“Abbiamo fatto della nostra scomodità la nostra storia“: Piero Pelù e Ghigo Renzulli rivendicano con orgoglio i loro 40 + 2 (dovuti alla pandemia) anni come Litfiba, annunciando quello che sarà il tour d’addio della band nata nell’autunno 1980 nell’ormai mitica cantina di via de’ Bardi, a Firenze.
“Siamo felici della nostra storia, di tutto quanto fatto e scritto, di 13 album e 10 milioni di dischi venduti e siamo estremamente felici – dice Pelù – di annunciare che questo sarà l’ultimo tour dei Litfiba“. “La giusta conclusione di una lunga storia – chiosa Renzulli – che si concluderà con una grande festa“. Perché nel tour ‘L’ultimo girone‘, che partirà il 26 aprile da Padova e farà tappa a Firenze al Tuscany Hall il 16 e il 17 maggio, i Litfiba proporranno brani da tutti i loro lavori di studio e una scaletta che cambierà per un terzo a ogni data, ripercorrendo la storia di una band sempre controcorrente, anche nell’addio.
Sul palco i Litfiba saranno accompagnati da Luca “Luc Mitraglia” Martelli alla batteria, Fabrizio “Simoncia” Simoncioni alle tastiere e Dado “Back Dado” Neri al basso.
“Sembra che uno oggi non debba mai essere appagato, noi – dice Piero – siamo in controtendenza, non ci aggrappiamo alla poltrona, lasciamo spazio anche ad altri. Siamo semplicemente felici di ciò che abbiamo fatto, siamo contenti di dire ciao con il sorriso, volendoci bene e suonando, perché siamo animali da palcoscenico ed è ciò che ci ha uniti in quel 1980“. La mente vola a quegli anni: “Eravamo cinque ‘raccattati’, tutti con esperienze diverse e abbiamo iniziato – ricorda il frontman – a costruire un suono, una storia, dei racconti.

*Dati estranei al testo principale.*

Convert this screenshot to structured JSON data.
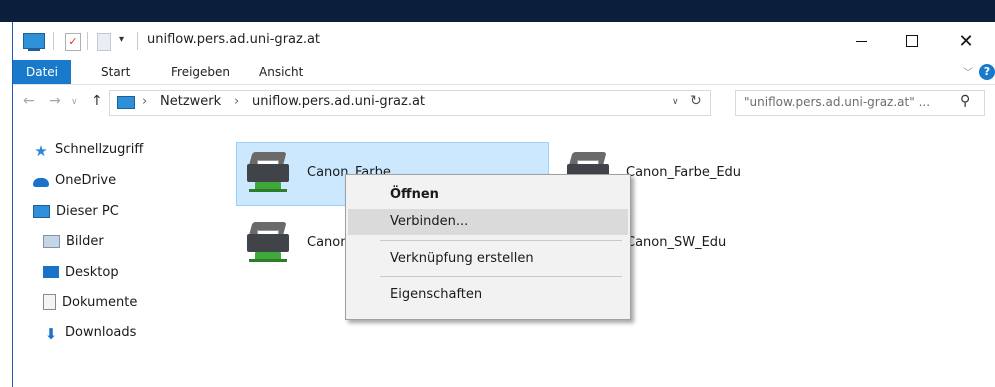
{
  "window": {
    "title": "uniflow.pers.ad.uni-graz.at",
    "quick_access_arrow": "▾"
  },
  "ribbon": {
    "tabs": [
      "Datei",
      "Start",
      "Freigeben",
      "Ansicht"
    ],
    "help": "?"
  },
  "address": {
    "crumbs": [
      "Netzwerk",
      "uniflow.pers.ad.uni-graz.at"
    ],
    "search_placeholder": "\"uniflow.pers.ad.uni-graz.at\" ..."
  },
  "nav_pane": {
    "items": [
      {
        "label": "Schnellzugriff",
        "icon": "star-icon"
      },
      {
        "label": "OneDrive",
        "icon": "cloud-icon"
      },
      {
        "label": "Dieser PC",
        "icon": "computer-icon"
      },
      {
        "label": "Bilder",
        "icon": "pictures-folder-icon"
      },
      {
        "label": "Desktop",
        "icon": "desktop-folder-icon"
      },
      {
        "label": "Dokumente",
        "icon": "documents-folder-icon"
      },
      {
        "label": "Downloads",
        "icon": "downloads-folder-icon"
      }
    ]
  },
  "content": {
    "printers": [
      {
        "label": "Canon_Farbe",
        "icon": "network-printer-icon"
      },
      {
        "label": "Canon_Farbe_Edu",
        "icon": "network-printer-icon"
      },
      {
        "label": "Canon_SW",
        "icon": "network-printer-icon"
      },
      {
        "label": "Canon_SW_Edu",
        "icon": "network-printer-icon"
      }
    ]
  },
  "context_menu": {
    "items": [
      "Öffnen",
      "Verbinden...",
      "Verknüpfung erstellen",
      "Eigenschaften"
    ]
  },
  "colors": {
    "accent": "#1979ca",
    "selection": "#cce8ff",
    "menu_bg": "#f2f2f2"
  }
}
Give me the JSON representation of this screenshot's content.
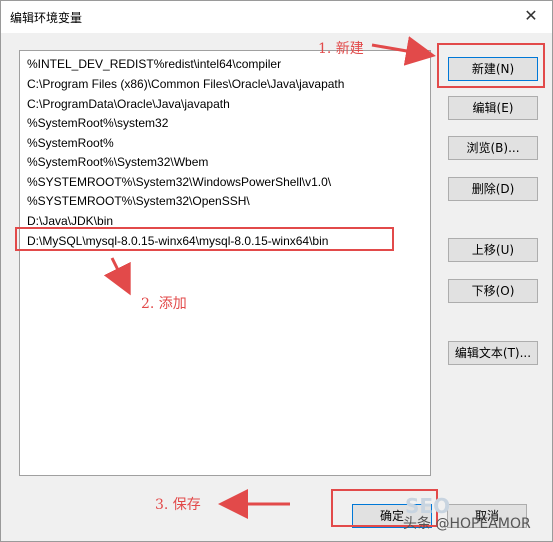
{
  "window": {
    "title": "编辑环境变量",
    "close_glyph": "✕"
  },
  "path_list": [
    "%INTEL_DEV_REDIST%redist\\intel64\\compiler",
    "C:\\Program Files (x86)\\Common Files\\Oracle\\Java\\javapath",
    "C:\\ProgramData\\Oracle\\Java\\javapath",
    "%SystemRoot%\\system32",
    "%SystemRoot%",
    "%SystemRoot%\\System32\\Wbem",
    "%SYSTEMROOT%\\System32\\WindowsPowerShell\\v1.0\\",
    "%SYSTEMROOT%\\System32\\OpenSSH\\",
    "D:\\Java\\JDK\\bin",
    "D:\\MySQL\\mysql-8.0.15-winx64\\mysql-8.0.15-winx64\\bin"
  ],
  "buttons": {
    "new": "新建(N)",
    "edit": "编辑(E)",
    "browse": "浏览(B)...",
    "delete": "删除(D)",
    "move_up": "上移(U)",
    "move_down": "下移(O)",
    "edit_text": "编辑文本(T)...",
    "ok": "确定",
    "cancel": "取消"
  },
  "annotations": {
    "step1": "1. 新建",
    "step2": "2. 添加",
    "step3": "3. 保存"
  },
  "watermark": {
    "faded_text": "SEO",
    "source": "头条 @HOPEAMOR"
  },
  "colors": {
    "annotation_red": "#e24a4a",
    "accent_blue": "#0078d7"
  }
}
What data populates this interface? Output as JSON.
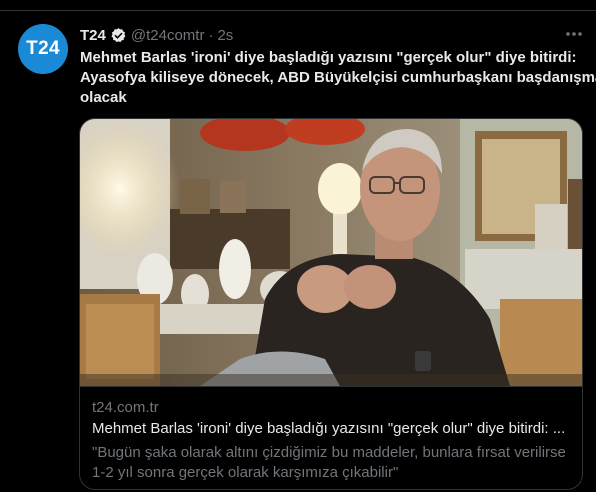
{
  "tweet": {
    "avatar_text": "T24",
    "author_name": "T24",
    "handle": "@t24comtr",
    "separator": "·",
    "time": "2s",
    "text_lines": [
      "Mehmet Barlas 'ironi' diye başladığı yazısını \"gerçek olur\" diye bitirdi:",
      "Ayasofya kiliseye dönecek, ABD Büyükelçisi cumhurbaşkanı başdanışmanı",
      "olacak"
    ],
    "icons": {
      "verified": "verified-badge-icon",
      "more": "more-options-icon"
    }
  },
  "card": {
    "domain": "t24.com.tr",
    "title": "Mehmet Barlas 'ironi' diye başladığı yazısını \"gerçek olur\" diye bitirdi: ...",
    "description_lines": [
      "\"Bugün şaka olarak altını çizdiğimiz bu maddeler, bunlara fırsat verilirse",
      "1-2 yıl sonra gerçek olarak karşımıza çıkabilir\""
    ]
  },
  "colors": {
    "background": "#000000",
    "text_primary": "#e7e9ea",
    "text_secondary": "#71767b",
    "border": "#2f3336",
    "avatar": "#1b8ad6"
  }
}
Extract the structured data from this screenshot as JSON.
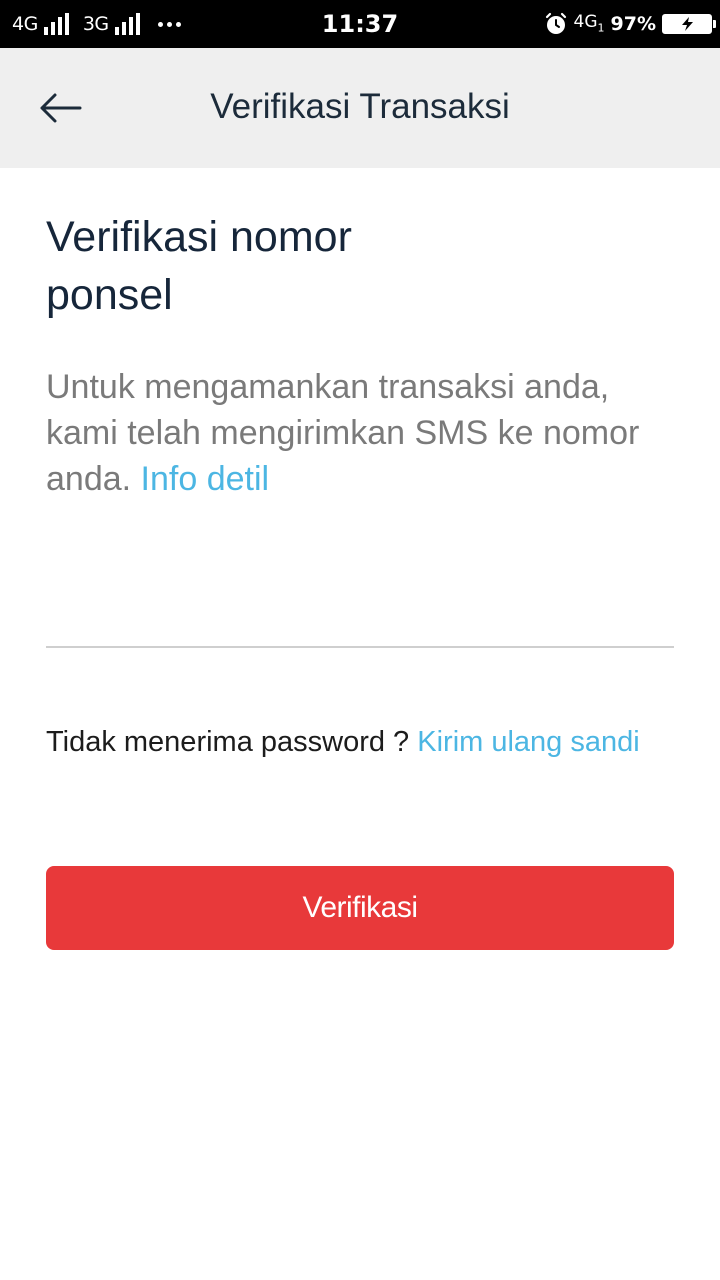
{
  "status_bar": {
    "network_1": "4G",
    "network_2": "3G",
    "time": "11:37",
    "network_right": "4G",
    "network_right_sub": "1",
    "battery": "97%",
    "icons": [
      "signal-icon",
      "more-dots-icon",
      "alarm-icon",
      "battery-charging-icon"
    ]
  },
  "app_bar": {
    "title": "Verifikasi Transaksi",
    "back_icon": "arrow-left-icon"
  },
  "main": {
    "heading": "Verifikasi nomor ponsel",
    "description": "Untuk mengamankan transaksi anda, kami telah mengirimkan SMS ke nomor anda.",
    "info_link": "Info detil",
    "otp_input": {
      "value": "",
      "placeholder": ""
    },
    "resend_text": "Tidak menerima password ?",
    "resend_link": "Kirim ulang sandi",
    "verify_button": "Verifikasi"
  },
  "colors": {
    "accent_link": "#4cb6e3",
    "primary_button": "#e8393a",
    "app_bar_bg": "#efefef",
    "status_bar_bg": "#000000"
  }
}
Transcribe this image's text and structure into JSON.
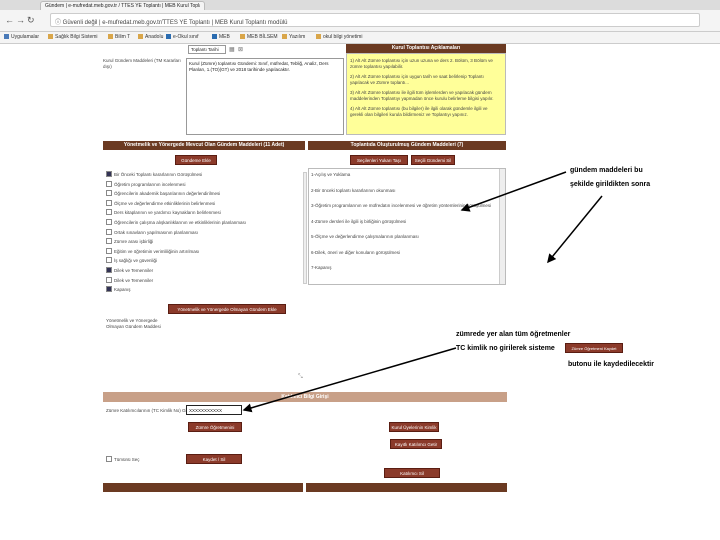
{
  "browser": {
    "tab_title": "Gündem | e-mufredat.meb.gov.tr / TTES YE Toplantı | MEB Kurul Toplantı modülü",
    "url": "ⓘ Güvenli değil | e-mufredat.meb.gov.tr/TTES YE Toplantı | MEB Kurul Toplantı modülü",
    "bookmarks": [
      "Uygulamalar",
      "Sağlık Bilgi Sistemi",
      "Bilim T",
      "Anadolu",
      "e-Okul sınıf",
      "MEB",
      "MEB BİLSEM",
      "Yazılım",
      "okul bilgi yönetimi"
    ]
  },
  "form": {
    "title_field": "Toplantı Tarihi",
    "agenda_label": "Kurul Gündem Maddeleri (TM Kararları dışı)",
    "agenda_text": "Kurul (Zümre) toplantısı Gündemi: Sınıf, müfredat, Tebliğ, Analiz, Ders Planları, 1.(TO)(GT) ve 2018 tarihinde yapılacaktır.",
    "info_header": "Kurul Toplantısı Açıklamaları",
    "info_lines": [
      "1) Alt Alt Zümre toplantısı için uzun uzuna ve ders 2. Bölüm, 3 Bölüm ve zümre toplantısı yapılabilir.",
      "2) Alt Alt Zümre toplantısı için uygun tarih ve saat belirlenip Toplantı yapılacak ve Zümre toplantı...",
      "3) Alt Alt Zümre toplantısı ile ilgili tüm işlemlerden ve yapılacak gündem maddelerinden Toplantıyı yapmadan önce kurulu belirleme bilgisi yapılır.",
      "4) Alt Alt Zümre toplantısı (bu bilgiler) ile ilgili olarak gündemle ilgili ve gerekli olan bilgileri kurula bildirmeniz ve Toplantıyı yapınız."
    ]
  },
  "mevcut": {
    "header": "Yönetmelik ve Yönergede Mevcut Olan Gündem Maddeleri (11 Adet)",
    "button": "Gündeme Ekle",
    "items": [
      {
        "label": "Bir Önceki Toplantı kararlarının Görüşülmesi",
        "checked": true
      },
      {
        "label": "Öğretim programlarının incelenmesi",
        "checked": false
      },
      {
        "label": "Öğrencilerin akademik başarılarının değerlendirilmesi",
        "checked": false
      },
      {
        "label": "Ölçme ve değerlendirme etkinliklerinin belirlenmesi",
        "checked": false
      },
      {
        "label": "Ders kitaplarının ve yardımcı kaynakların belirlenmesi",
        "checked": false
      },
      {
        "label": "Öğrencilerin çalışma alışkanlıklarının ve etkinliklerinin planlanması",
        "checked": false
      },
      {
        "label": "Ortak sınavların yapılmasının planlanması",
        "checked": false
      },
      {
        "label": "Zümre arası işbirliği",
        "checked": false
      },
      {
        "label": "Eğitim ve öğretimin verimliliğinin artırılması",
        "checked": false
      },
      {
        "label": "İş sağlığı ve güvenliği",
        "checked": false
      },
      {
        "label": "Dilek ve Temenniler",
        "checked": true
      },
      {
        "label": "Dilek ve Temenniler",
        "checked": false
      },
      {
        "label": "Kapanış",
        "checked": true
      }
    ]
  },
  "olusturulan": {
    "header": "Toplantıda Oluşturulmuş Gündem Maddeleri (7)",
    "btn_up": "Seçilenleri Yukarı Taşı",
    "btn_del": "Seçili Gündemi Sil",
    "items": [
      "1-Açılış ve Yoklama",
      "2-Bir önceki toplantı kararlarının okunması",
      "3-Öğretim programlarının ve müfredatın incelenmesi ve öğretim yöntemlerinin görüşülmesi",
      "4-Zümre dersleri ile ilgili iş birliğinin görüşülmesi",
      "5-Ölçme ve değerlendirme çalışmalarının planlanması",
      "6-Dilek, öneri ve diğer konuların görüşülmesi",
      "7-Kapanış"
    ]
  },
  "yonetmelik_btn": "Yönetmelik ve Yönergede Olmayan Gündem Ekle",
  "new_agenda_label": "Yönetmelik ve Yönergede Olmayan Gündem Maddesi",
  "katilimci": {
    "header": "Katılımcı Bilgi Girişi",
    "tc_label": "Zümre Katılımcılarının (TC Kimlik No) Giriniz",
    "tc_value": "XXXXXXXXXXX",
    "btn_add_teacher": "Zümre Öğretmenini Kaydet",
    "btn_teachers": "Kurul Üyelerinin Kimlik Kaydı",
    "btn_auto": "Kayıtlı Katılımcı Getir",
    "checkbox_label": "Tümünü Seç",
    "btn_kaydet": "Kaydet / Sil",
    "btn_list": "Katılımcı Sil"
  },
  "annotations": {
    "note1_line1": "gündem maddeleri bu",
    "note1_line2": "şekilde girildikten sonra",
    "note2_line1": "zümrede yer alan tüm öğretmenler",
    "note2_line2": "TC kimlik no girilerek sisteme",
    "note2_btn": "Zümre Öğretmeni Kaydet",
    "note2_line3": "butonu ile kaydedilecektir"
  }
}
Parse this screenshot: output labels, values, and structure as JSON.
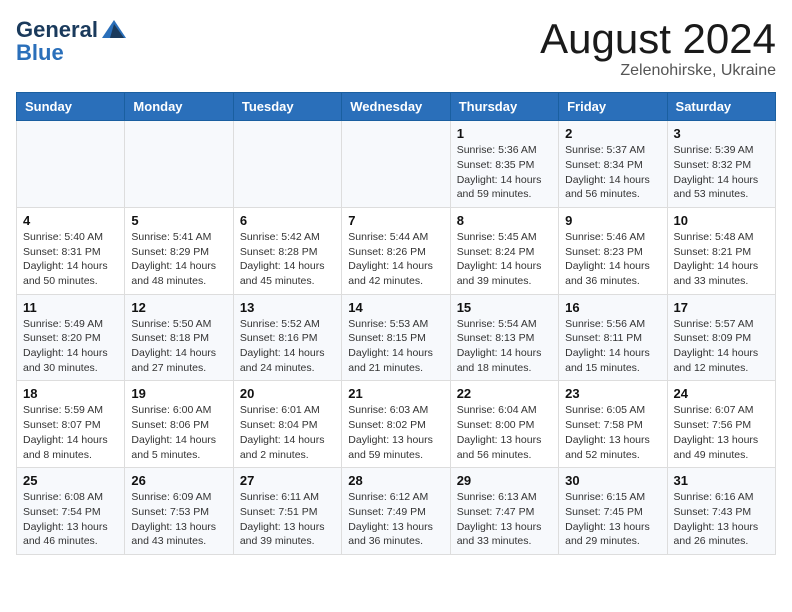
{
  "header": {
    "logo_general": "General",
    "logo_blue": "Blue",
    "month_year": "August 2024",
    "location": "Zelenohirske, Ukraine"
  },
  "weekdays": [
    "Sunday",
    "Monday",
    "Tuesday",
    "Wednesday",
    "Thursday",
    "Friday",
    "Saturday"
  ],
  "weeks": [
    [
      {
        "day": "",
        "info": ""
      },
      {
        "day": "",
        "info": ""
      },
      {
        "day": "",
        "info": ""
      },
      {
        "day": "",
        "info": ""
      },
      {
        "day": "1",
        "info": "Sunrise: 5:36 AM\nSunset: 8:35 PM\nDaylight: 14 hours\nand 59 minutes."
      },
      {
        "day": "2",
        "info": "Sunrise: 5:37 AM\nSunset: 8:34 PM\nDaylight: 14 hours\nand 56 minutes."
      },
      {
        "day": "3",
        "info": "Sunrise: 5:39 AM\nSunset: 8:32 PM\nDaylight: 14 hours\nand 53 minutes."
      }
    ],
    [
      {
        "day": "4",
        "info": "Sunrise: 5:40 AM\nSunset: 8:31 PM\nDaylight: 14 hours\nand 50 minutes."
      },
      {
        "day": "5",
        "info": "Sunrise: 5:41 AM\nSunset: 8:29 PM\nDaylight: 14 hours\nand 48 minutes."
      },
      {
        "day": "6",
        "info": "Sunrise: 5:42 AM\nSunset: 8:28 PM\nDaylight: 14 hours\nand 45 minutes."
      },
      {
        "day": "7",
        "info": "Sunrise: 5:44 AM\nSunset: 8:26 PM\nDaylight: 14 hours\nand 42 minutes."
      },
      {
        "day": "8",
        "info": "Sunrise: 5:45 AM\nSunset: 8:24 PM\nDaylight: 14 hours\nand 39 minutes."
      },
      {
        "day": "9",
        "info": "Sunrise: 5:46 AM\nSunset: 8:23 PM\nDaylight: 14 hours\nand 36 minutes."
      },
      {
        "day": "10",
        "info": "Sunrise: 5:48 AM\nSunset: 8:21 PM\nDaylight: 14 hours\nand 33 minutes."
      }
    ],
    [
      {
        "day": "11",
        "info": "Sunrise: 5:49 AM\nSunset: 8:20 PM\nDaylight: 14 hours\nand 30 minutes."
      },
      {
        "day": "12",
        "info": "Sunrise: 5:50 AM\nSunset: 8:18 PM\nDaylight: 14 hours\nand 27 minutes."
      },
      {
        "day": "13",
        "info": "Sunrise: 5:52 AM\nSunset: 8:16 PM\nDaylight: 14 hours\nand 24 minutes."
      },
      {
        "day": "14",
        "info": "Sunrise: 5:53 AM\nSunset: 8:15 PM\nDaylight: 14 hours\nand 21 minutes."
      },
      {
        "day": "15",
        "info": "Sunrise: 5:54 AM\nSunset: 8:13 PM\nDaylight: 14 hours\nand 18 minutes."
      },
      {
        "day": "16",
        "info": "Sunrise: 5:56 AM\nSunset: 8:11 PM\nDaylight: 14 hours\nand 15 minutes."
      },
      {
        "day": "17",
        "info": "Sunrise: 5:57 AM\nSunset: 8:09 PM\nDaylight: 14 hours\nand 12 minutes."
      }
    ],
    [
      {
        "day": "18",
        "info": "Sunrise: 5:59 AM\nSunset: 8:07 PM\nDaylight: 14 hours\nand 8 minutes."
      },
      {
        "day": "19",
        "info": "Sunrise: 6:00 AM\nSunset: 8:06 PM\nDaylight: 14 hours\nand 5 minutes."
      },
      {
        "day": "20",
        "info": "Sunrise: 6:01 AM\nSunset: 8:04 PM\nDaylight: 14 hours\nand 2 minutes."
      },
      {
        "day": "21",
        "info": "Sunrise: 6:03 AM\nSunset: 8:02 PM\nDaylight: 13 hours\nand 59 minutes."
      },
      {
        "day": "22",
        "info": "Sunrise: 6:04 AM\nSunset: 8:00 PM\nDaylight: 13 hours\nand 56 minutes."
      },
      {
        "day": "23",
        "info": "Sunrise: 6:05 AM\nSunset: 7:58 PM\nDaylight: 13 hours\nand 52 minutes."
      },
      {
        "day": "24",
        "info": "Sunrise: 6:07 AM\nSunset: 7:56 PM\nDaylight: 13 hours\nand 49 minutes."
      }
    ],
    [
      {
        "day": "25",
        "info": "Sunrise: 6:08 AM\nSunset: 7:54 PM\nDaylight: 13 hours\nand 46 minutes."
      },
      {
        "day": "26",
        "info": "Sunrise: 6:09 AM\nSunset: 7:53 PM\nDaylight: 13 hours\nand 43 minutes."
      },
      {
        "day": "27",
        "info": "Sunrise: 6:11 AM\nSunset: 7:51 PM\nDaylight: 13 hours\nand 39 minutes."
      },
      {
        "day": "28",
        "info": "Sunrise: 6:12 AM\nSunset: 7:49 PM\nDaylight: 13 hours\nand 36 minutes."
      },
      {
        "day": "29",
        "info": "Sunrise: 6:13 AM\nSunset: 7:47 PM\nDaylight: 13 hours\nand 33 minutes."
      },
      {
        "day": "30",
        "info": "Sunrise: 6:15 AM\nSunset: 7:45 PM\nDaylight: 13 hours\nand 29 minutes."
      },
      {
        "day": "31",
        "info": "Sunrise: 6:16 AM\nSunset: 7:43 PM\nDaylight: 13 hours\nand 26 minutes."
      }
    ]
  ]
}
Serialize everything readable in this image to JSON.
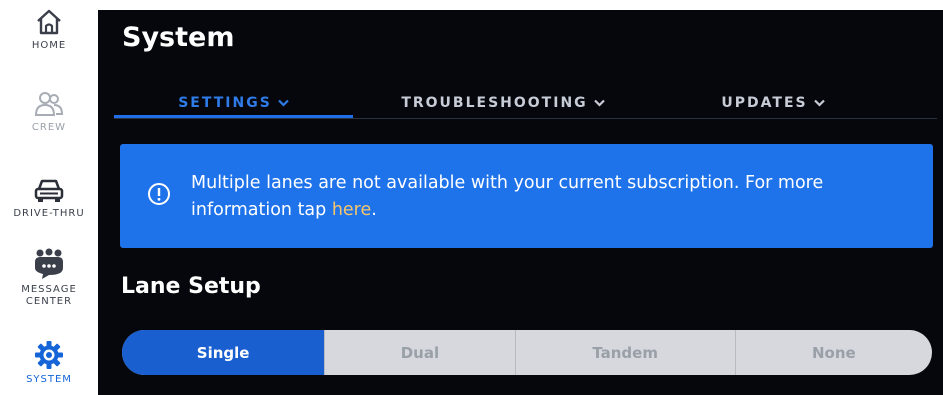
{
  "sidebar": {
    "items": [
      {
        "label": "HOME",
        "icon": "home-icon"
      },
      {
        "label": "CREW",
        "icon": "crew-icon"
      },
      {
        "label": "DRIVE-THRU",
        "icon": "car-icon"
      },
      {
        "label": "MESSAGE CENTER",
        "icon": "message-center-icon"
      },
      {
        "label": "SYSTEM",
        "icon": "gear-icon"
      }
    ]
  },
  "header": {
    "title": "System"
  },
  "tabs": [
    {
      "label": "SETTINGS",
      "active": true
    },
    {
      "label": "TROUBLESHOOTING",
      "active": false
    },
    {
      "label": "UPDATES",
      "active": false
    }
  ],
  "banner": {
    "icon": "info-icon",
    "text": "Multiple lanes are not available with your current subscription. For more information tap ",
    "link": "here",
    "suffix": "."
  },
  "lane_setup": {
    "title": "Lane Setup",
    "options": [
      "Single",
      "Dual",
      "Tandem",
      "None"
    ],
    "selected": "Single"
  },
  "colors": {
    "accent": "#1f73ea",
    "background": "#05070d",
    "link": "#f5c56b"
  }
}
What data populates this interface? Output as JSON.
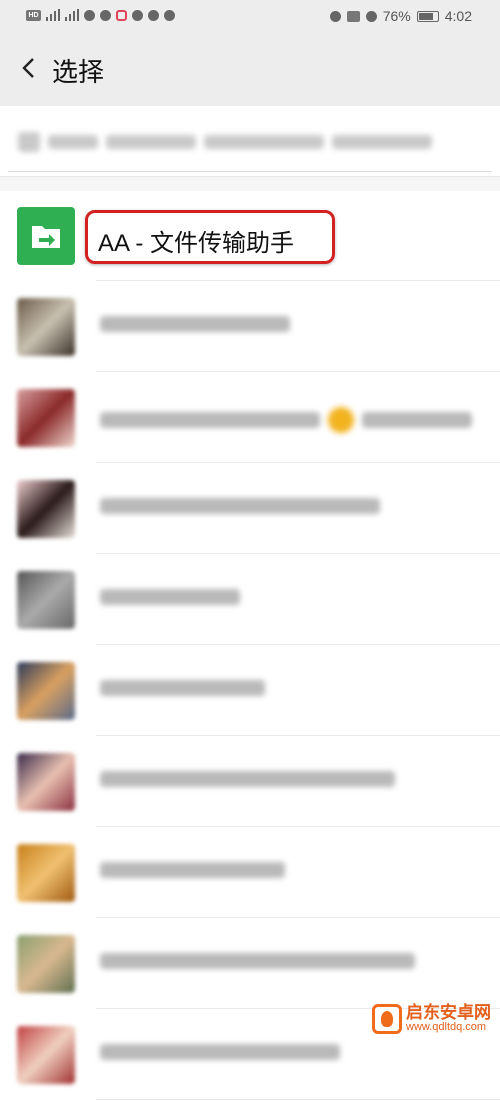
{
  "status_bar": {
    "hd": "HD",
    "net1": "4G",
    "net2": "4G",
    "battery_percent": "76%",
    "time": "4:02"
  },
  "header": {
    "title": "选择"
  },
  "list": {
    "first_item": {
      "name": "AA - 文件传输助手"
    }
  },
  "watermark": {
    "name": "启东安卓网",
    "url": "www.qdltdq.com"
  }
}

Eravamo estremamente curiosi, con un livello di incoscienza totale, si suonava e basta. Poi abbiamo iniziato con le grandi scommesse, come suonare all’estero quando in Italia solo pochissimi ci consideravano“.
“Oggi sono 35 anni di ’17 Re’, che è considerato uno dei nostri successi, ma all’epoca – interviene Ghigo – non lo considerò nessuno“. “Vivevamo – aggiunge Pelù – tra la cantina e i furgoni scassati, eravamo la manovalanza più bassa della musica, era la gavetta e ci abbiamo messo 9 anni per arrivare al grande pubblico, con ‘Canganceiro‘”.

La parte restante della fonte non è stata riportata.